Buena, sana, alegre, vibrante aquella vida de campo. Nos levantábamos al alba; la mañana inundada de sol, el aire lleno de emanaciones balsámicas, los árboles frescos y contentos; el espacio abierto a todos los rumbos, nos hacían recordar con horror las negras madrugadas del Colegio, el frío mortal de los claustros sombríos, el invencible fastidio de la gente de estudio. En la Chacarita estudiábamos poco, como que era natural; podíamos leer novelas libremente, dormir la siesta, salir en busca de
camuatís
, y, sobre todo, organizar con una estrategia científica, las expediciones contra los «vascos».

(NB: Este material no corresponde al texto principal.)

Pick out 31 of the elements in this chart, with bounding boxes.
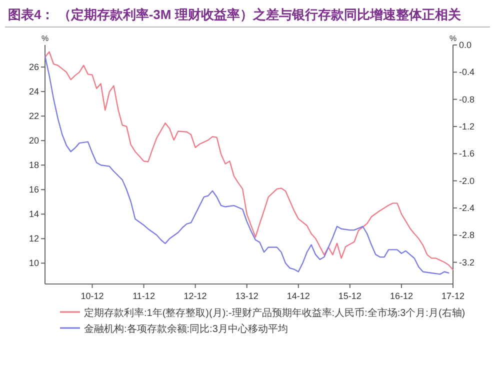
x-tick-label: 16-12 xyxy=(390,291,413,301)
x-tick-label: 10-12 xyxy=(80,291,104,301)
y2-tick-label: -0.8 xyxy=(459,94,475,104)
x-tick-label: 12-12 xyxy=(184,291,207,301)
x-tick-label: 15-12 xyxy=(338,291,362,301)
x-tick-label: 11-12 xyxy=(132,291,155,301)
y-tick-label: 10 xyxy=(28,258,39,268)
y2-tick-label: -2.4 xyxy=(459,202,475,213)
y-tick-label: 16 xyxy=(28,184,39,195)
y2-tick-label: -2.8 xyxy=(459,230,475,240)
x-tick-label: 13-12 xyxy=(235,291,258,301)
y-tick-label: 14 xyxy=(28,209,39,220)
y-tick-label: 20 xyxy=(28,136,39,146)
y2-tick-label: -1.2 xyxy=(459,121,475,132)
y2-tick-label: -2.0 xyxy=(459,176,475,186)
legend-label: 定期存款利率:1年(整存整取)(月):-理财产品预期年收益率:人民币:全市场:3个月:月(右轴) xyxy=(84,307,466,319)
y2-axis-title: % xyxy=(449,34,457,43)
y-tick-label: 12 xyxy=(28,234,39,244)
y-axis-title: % xyxy=(41,34,49,43)
y-tick-label: 26 xyxy=(28,62,39,72)
y2-tick-label: 0.0 xyxy=(459,40,472,50)
y2-tick-label: -0.4 xyxy=(459,67,475,78)
y-tick-label: 24 xyxy=(28,86,39,97)
y-tick-label: 22 xyxy=(28,111,39,122)
title: 图表4： （定期存款利率-3M 理财收益率）之差与银行存款同比增速整体正相关 xyxy=(8,7,461,22)
y2-tick-label: -1.6 xyxy=(459,148,475,159)
x-tick-label: 17-12 xyxy=(441,291,465,301)
y-tick-label: 18 xyxy=(28,160,39,170)
legend-label: 金融机构:各项存款余额:同比:3月中心移动平均 xyxy=(84,323,288,335)
x-tick-label: 14-12 xyxy=(286,291,310,301)
y2-tick-label: -3.2 xyxy=(459,257,475,268)
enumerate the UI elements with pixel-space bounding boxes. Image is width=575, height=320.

Los «vascos» eran nuestros vecinos hacia el Norte, precisamente en la dirección en que los dominios colegiales eran más limitados. Separaba las jurisdicciones respectivas un ancho foso, siempre lleno de agua y de bordes cubiertos de una espesa planta baja y bravía. Pasada la zanja, se extendía un alfalfar de media cuadra de ancho, pintorescamente manchado por dos o tres pequeñas parvas de pasto seco. Más allá, el jardín de las Hespérides, los Campos Elíseos, el Edén, la tierra prometida. Allí, en pasmosa abundancia crecían las sandías, robustas, enormes, cuyo solo aspecto apartaba la idea de la
caladura
previsora; la sandía ajena, vedada, de carne roja como el lacre, el
cucúrbita citrullus
famoso, cuya reputación ha persistido en el tiempo y el espacio; allí doraba el sol esos melones de origen exótico, redondos, incitantes en su forma ingénita de tajadas, los melones exquisitos, de suave pasta perfumada y de exterior caprichoso, grabado como un papiro egipcio. No tenía rivales en la comarca, y; es de esperar que nuestra autoridad sea reconocida en esa materia. Las excursiones a otras chacras nos habían siempre producido desengaños; la nostalgia de la fruta de los «vascos» nos perseguía a todo momento y jamás vibró en oído humano, en sentido menos figurado, el famoso verso de Garcilaso de la Vega.